When I was thinking about what David was like and after reading a bunch of what was written before and after 1996, I was remembering what it was like to be a fan, and my question was always, “What is it like to be this person who is so awake and alive?” What are they like having their first Pop-Tart in the morning. What are they like when their flight is cancelled? What are they like when checking into the hotel? What are they like when they are meeting new people? Are they going to be awake and alive in the same way that you see in their writing? That was the great thing about doing the book in the way it was done. You don’t have to wonder about what it would have been like to spend time with this person because here you literally are spending that time with the person. That was so gratifying to me as a fan, a reader, and a writer. People were writing me and saying that this was the guy they knew. That made me so happy that I had found a way to preserve the charming and wide awake person that he was.

This might sound like a silly question to end on, but there’s something that has been bothering me since reading the book and seeing the film. Both include an aside where you go to the movies and you see the John Travolta-Christian Slater film Broken Arrow. We see and learn what David thought about it through the book and the film, but all we know about your experience with the film is that you had seen it twice. You never gave your own opinion on it, so what are your honest feelings about Broken Arrow?

David Lipsky: (laughs) Sitting through it twice was a small price to pay to watch David’s reactions to it. (laughs) That’s what I think about it. I’m a fan of that kind of movie, though, and sitting through it twice was a small sacrifice to see his reaction to it. That’s a great question, by the way. It’s still making me laugh just thinking about it all.

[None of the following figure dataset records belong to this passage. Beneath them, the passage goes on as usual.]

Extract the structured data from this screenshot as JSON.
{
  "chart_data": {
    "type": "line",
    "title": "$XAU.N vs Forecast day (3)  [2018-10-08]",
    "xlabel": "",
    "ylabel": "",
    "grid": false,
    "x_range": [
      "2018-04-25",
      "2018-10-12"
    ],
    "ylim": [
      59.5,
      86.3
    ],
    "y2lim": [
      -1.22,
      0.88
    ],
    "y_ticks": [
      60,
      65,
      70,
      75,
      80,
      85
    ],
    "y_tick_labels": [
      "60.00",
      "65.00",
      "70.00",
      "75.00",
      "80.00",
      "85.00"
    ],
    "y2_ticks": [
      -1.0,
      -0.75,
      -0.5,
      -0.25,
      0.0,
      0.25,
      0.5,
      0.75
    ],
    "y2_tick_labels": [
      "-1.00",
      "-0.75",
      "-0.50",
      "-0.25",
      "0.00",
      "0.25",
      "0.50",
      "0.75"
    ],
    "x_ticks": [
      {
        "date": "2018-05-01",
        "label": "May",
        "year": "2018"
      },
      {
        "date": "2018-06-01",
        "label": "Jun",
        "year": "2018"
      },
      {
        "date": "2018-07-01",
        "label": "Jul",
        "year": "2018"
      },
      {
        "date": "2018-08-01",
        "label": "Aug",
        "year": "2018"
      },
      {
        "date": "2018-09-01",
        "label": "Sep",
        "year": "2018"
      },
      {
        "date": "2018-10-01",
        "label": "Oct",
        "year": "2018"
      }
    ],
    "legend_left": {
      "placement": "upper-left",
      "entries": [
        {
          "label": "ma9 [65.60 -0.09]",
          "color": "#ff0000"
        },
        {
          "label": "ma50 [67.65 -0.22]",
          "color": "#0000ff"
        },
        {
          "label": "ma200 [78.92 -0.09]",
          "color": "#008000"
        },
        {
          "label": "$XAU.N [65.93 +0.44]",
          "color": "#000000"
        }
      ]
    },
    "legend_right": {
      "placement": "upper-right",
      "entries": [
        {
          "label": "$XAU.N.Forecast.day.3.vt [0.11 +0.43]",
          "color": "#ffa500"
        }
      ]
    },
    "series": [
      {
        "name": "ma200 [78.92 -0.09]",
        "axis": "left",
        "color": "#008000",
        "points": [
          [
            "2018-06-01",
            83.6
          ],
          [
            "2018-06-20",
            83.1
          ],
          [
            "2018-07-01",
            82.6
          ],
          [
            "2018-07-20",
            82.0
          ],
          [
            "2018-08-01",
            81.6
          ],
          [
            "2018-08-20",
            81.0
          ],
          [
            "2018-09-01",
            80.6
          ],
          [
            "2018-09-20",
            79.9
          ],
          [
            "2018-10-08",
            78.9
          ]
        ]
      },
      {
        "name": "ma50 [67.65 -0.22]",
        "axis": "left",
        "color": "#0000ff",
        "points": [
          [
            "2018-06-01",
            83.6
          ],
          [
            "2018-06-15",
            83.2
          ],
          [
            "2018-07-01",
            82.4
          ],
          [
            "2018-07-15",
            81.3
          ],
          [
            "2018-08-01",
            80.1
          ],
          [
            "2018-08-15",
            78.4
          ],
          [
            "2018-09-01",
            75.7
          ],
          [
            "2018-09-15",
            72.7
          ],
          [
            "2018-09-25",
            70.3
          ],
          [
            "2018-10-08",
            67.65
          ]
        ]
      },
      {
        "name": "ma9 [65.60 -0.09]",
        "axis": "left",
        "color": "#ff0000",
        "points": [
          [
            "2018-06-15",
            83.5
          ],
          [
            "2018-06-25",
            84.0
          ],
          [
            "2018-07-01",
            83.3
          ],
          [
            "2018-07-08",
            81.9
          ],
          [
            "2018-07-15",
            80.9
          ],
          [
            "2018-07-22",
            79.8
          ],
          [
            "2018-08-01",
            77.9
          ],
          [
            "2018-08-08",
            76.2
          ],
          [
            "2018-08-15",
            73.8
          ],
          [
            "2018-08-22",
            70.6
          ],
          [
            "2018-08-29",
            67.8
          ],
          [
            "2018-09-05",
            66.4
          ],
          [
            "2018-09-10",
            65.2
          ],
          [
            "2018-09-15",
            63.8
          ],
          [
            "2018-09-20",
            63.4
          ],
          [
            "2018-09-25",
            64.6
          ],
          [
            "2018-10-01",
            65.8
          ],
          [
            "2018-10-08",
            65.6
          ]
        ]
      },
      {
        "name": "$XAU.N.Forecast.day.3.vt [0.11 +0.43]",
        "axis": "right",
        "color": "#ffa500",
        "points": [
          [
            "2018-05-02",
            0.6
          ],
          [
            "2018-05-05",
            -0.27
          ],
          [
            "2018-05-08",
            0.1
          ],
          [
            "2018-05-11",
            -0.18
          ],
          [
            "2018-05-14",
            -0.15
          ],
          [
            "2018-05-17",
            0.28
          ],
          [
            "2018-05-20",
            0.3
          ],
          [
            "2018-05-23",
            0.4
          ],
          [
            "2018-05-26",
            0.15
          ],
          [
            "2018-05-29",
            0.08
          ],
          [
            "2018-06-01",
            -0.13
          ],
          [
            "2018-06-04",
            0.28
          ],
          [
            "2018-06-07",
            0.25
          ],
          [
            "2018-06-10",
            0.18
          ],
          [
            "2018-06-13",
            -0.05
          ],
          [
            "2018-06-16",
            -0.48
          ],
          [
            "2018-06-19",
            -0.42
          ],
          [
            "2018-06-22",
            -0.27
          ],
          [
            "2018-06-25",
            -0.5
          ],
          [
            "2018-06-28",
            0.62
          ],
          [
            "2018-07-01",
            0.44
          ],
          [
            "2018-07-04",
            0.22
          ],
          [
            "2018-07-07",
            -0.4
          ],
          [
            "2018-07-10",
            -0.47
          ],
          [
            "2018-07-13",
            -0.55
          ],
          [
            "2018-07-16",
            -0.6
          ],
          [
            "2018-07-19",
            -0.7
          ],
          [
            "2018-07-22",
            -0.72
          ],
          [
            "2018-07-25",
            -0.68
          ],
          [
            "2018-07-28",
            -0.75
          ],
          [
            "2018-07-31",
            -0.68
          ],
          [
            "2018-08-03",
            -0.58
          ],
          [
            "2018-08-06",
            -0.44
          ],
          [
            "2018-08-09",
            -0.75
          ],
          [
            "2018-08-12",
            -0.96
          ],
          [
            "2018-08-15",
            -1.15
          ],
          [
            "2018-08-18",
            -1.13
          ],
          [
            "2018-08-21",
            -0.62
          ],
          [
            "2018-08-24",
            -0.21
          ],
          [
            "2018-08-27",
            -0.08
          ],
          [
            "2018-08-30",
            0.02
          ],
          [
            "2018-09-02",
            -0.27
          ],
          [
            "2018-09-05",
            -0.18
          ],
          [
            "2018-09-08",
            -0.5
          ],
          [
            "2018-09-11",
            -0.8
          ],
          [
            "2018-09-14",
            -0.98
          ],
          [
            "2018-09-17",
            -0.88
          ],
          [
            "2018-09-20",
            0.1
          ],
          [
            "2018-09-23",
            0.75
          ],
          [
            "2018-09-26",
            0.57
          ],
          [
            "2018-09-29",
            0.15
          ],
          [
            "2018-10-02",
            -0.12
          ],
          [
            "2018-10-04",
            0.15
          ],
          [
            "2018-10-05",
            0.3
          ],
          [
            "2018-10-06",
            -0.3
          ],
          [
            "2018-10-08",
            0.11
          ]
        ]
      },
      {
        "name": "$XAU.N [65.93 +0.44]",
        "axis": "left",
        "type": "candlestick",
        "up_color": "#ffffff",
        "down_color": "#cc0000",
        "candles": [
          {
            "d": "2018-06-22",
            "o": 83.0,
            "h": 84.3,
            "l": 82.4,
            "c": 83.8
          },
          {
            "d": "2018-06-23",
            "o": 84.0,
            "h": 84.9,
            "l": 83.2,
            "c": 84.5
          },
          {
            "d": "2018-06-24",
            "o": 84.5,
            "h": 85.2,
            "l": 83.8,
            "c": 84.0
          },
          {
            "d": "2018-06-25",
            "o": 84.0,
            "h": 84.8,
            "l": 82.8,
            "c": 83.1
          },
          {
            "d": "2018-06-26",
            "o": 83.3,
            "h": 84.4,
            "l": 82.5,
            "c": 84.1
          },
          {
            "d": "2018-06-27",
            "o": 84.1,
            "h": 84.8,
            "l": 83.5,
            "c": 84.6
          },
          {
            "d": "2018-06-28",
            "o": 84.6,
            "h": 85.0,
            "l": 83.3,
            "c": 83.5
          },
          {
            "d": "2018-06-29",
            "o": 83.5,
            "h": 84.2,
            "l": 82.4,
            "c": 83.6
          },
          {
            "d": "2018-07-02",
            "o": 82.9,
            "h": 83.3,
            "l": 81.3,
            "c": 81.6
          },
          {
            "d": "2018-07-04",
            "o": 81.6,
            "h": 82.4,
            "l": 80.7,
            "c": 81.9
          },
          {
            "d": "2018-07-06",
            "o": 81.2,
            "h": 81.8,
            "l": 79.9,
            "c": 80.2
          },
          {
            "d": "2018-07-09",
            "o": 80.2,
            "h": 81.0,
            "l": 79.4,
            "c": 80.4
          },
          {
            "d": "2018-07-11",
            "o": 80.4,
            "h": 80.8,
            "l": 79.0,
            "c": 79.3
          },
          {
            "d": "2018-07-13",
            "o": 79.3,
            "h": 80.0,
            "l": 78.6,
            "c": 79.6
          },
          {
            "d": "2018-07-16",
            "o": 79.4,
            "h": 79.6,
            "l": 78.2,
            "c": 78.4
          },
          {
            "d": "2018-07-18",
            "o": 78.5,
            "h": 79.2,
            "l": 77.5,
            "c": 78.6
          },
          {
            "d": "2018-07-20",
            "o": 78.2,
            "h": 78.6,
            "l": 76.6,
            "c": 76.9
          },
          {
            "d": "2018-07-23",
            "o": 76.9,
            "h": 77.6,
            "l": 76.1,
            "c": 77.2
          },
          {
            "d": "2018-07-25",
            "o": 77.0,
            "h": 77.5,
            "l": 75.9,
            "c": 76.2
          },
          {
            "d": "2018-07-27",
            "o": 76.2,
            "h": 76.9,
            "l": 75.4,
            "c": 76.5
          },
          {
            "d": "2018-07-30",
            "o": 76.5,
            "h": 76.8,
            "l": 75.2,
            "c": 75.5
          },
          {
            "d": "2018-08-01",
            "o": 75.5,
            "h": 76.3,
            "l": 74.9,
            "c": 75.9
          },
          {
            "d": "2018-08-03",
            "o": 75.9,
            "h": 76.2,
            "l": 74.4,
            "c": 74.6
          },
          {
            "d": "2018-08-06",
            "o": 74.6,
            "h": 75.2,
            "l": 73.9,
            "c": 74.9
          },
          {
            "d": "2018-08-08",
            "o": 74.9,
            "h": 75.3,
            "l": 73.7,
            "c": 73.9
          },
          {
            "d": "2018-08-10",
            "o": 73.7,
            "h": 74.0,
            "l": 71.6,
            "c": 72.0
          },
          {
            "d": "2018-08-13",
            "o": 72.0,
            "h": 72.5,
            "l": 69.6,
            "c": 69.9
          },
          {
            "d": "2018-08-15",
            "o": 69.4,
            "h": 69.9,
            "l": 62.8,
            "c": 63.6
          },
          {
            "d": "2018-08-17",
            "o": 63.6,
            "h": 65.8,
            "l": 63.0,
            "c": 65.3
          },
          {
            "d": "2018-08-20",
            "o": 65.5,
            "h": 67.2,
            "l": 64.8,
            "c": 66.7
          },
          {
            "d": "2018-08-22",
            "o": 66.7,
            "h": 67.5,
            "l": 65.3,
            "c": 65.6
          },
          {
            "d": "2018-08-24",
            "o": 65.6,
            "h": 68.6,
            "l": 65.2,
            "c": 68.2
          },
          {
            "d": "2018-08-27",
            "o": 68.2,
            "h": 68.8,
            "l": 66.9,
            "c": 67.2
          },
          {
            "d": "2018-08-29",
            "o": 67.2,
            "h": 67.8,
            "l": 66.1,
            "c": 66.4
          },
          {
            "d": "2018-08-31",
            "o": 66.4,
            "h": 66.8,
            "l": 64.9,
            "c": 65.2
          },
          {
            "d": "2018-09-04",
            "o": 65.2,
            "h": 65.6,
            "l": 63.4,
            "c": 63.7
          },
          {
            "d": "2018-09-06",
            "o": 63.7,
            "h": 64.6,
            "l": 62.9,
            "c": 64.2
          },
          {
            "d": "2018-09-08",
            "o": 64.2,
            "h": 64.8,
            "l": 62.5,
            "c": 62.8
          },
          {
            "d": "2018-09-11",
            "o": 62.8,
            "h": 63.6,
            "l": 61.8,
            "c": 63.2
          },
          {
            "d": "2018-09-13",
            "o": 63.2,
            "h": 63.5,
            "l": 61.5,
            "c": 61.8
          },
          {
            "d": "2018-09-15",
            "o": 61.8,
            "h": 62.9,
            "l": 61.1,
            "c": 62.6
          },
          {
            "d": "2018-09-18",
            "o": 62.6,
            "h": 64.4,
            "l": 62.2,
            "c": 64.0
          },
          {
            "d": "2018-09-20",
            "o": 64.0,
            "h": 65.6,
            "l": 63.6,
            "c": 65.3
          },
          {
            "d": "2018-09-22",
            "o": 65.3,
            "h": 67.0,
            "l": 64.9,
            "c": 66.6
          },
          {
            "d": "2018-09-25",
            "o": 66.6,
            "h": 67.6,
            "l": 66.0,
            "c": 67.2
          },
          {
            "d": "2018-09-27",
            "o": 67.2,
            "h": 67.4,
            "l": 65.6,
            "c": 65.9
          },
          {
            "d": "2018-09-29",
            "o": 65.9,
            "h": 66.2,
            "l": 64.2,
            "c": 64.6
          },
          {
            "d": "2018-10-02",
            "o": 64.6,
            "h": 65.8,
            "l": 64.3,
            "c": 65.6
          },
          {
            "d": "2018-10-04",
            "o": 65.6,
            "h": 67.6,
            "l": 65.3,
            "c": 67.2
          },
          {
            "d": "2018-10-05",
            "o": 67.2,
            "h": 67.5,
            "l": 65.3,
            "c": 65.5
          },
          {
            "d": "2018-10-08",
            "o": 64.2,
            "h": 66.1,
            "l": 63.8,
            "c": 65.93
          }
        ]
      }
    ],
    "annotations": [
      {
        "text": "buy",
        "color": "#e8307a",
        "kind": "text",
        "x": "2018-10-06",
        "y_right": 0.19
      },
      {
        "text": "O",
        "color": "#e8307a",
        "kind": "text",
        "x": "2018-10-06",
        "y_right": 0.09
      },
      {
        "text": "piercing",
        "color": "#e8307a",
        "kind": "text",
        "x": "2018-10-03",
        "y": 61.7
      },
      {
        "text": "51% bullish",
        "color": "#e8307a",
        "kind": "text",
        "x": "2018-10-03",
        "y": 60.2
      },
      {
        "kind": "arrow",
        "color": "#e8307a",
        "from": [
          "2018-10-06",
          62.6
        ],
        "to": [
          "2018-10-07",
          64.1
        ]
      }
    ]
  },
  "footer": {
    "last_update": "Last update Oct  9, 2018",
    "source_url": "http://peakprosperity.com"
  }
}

I was honestly just watching David when we went to see it together. I’m actually a John Woo fan, but Broken Arrow isn’t my favourite. I love The Killers most of all, and I think Face/Off is in certain ways a better movie than Broken Arrow. But David had always talked about loving movies where things blow up and sitting towards the front of the theatre to watch things blowing up better. What a great thing to watch him watching that movie. Just to watch this person who had written this brilliant novel is a thrill. He even puts it best himself that films like that make him forget that he’s David Foster Wallace, that he has a pimple on his nose, and things to do. To watch him wincing and smiling throughout the film and the explosion scenes was something that couldn’t be replicated. As such, I have such fond feelings for Broken Arrow, and now reliving it with you makes me want to relive those scenes again.

But for people who don’t like John Woo, David gives such a great synopsis of the movie, which is that it’s a film where you get to see John Travolta get hit in the chest with a thermonuclear device and get carried out of the frame. That’s really all you need to know about the film itself. (laughs)

And it all goes back to what you were saying before… One of the reasons why people love David’s work so much is because when you’re reading him, he’s expressing what you think like when you’re thinking at your best. When he talks about what he calls his “regular guy-ness,” he’s referring to ways that he feels different from other people, but how he’s always listening to them. For him to have talked about loving those movies and watching him respond for the first time to explosions on screen that he hadn’t seen before was to see that, yeah, you can be alive to the world around you and still be a great writer.

The piece that he won the National Magazine Award for Rolling Stone about the John McCain campaign contained as the last words: “try to stay awake.” That’s how that piece ends and that’s the advice that reading all of his writing gives in some way. If you are awake, life can be boring and repetitive, but it’s thrilling if you stay awake. To get to watch him staying awake through something like Broken Arrow? Fuck no. I would never trade that for anything.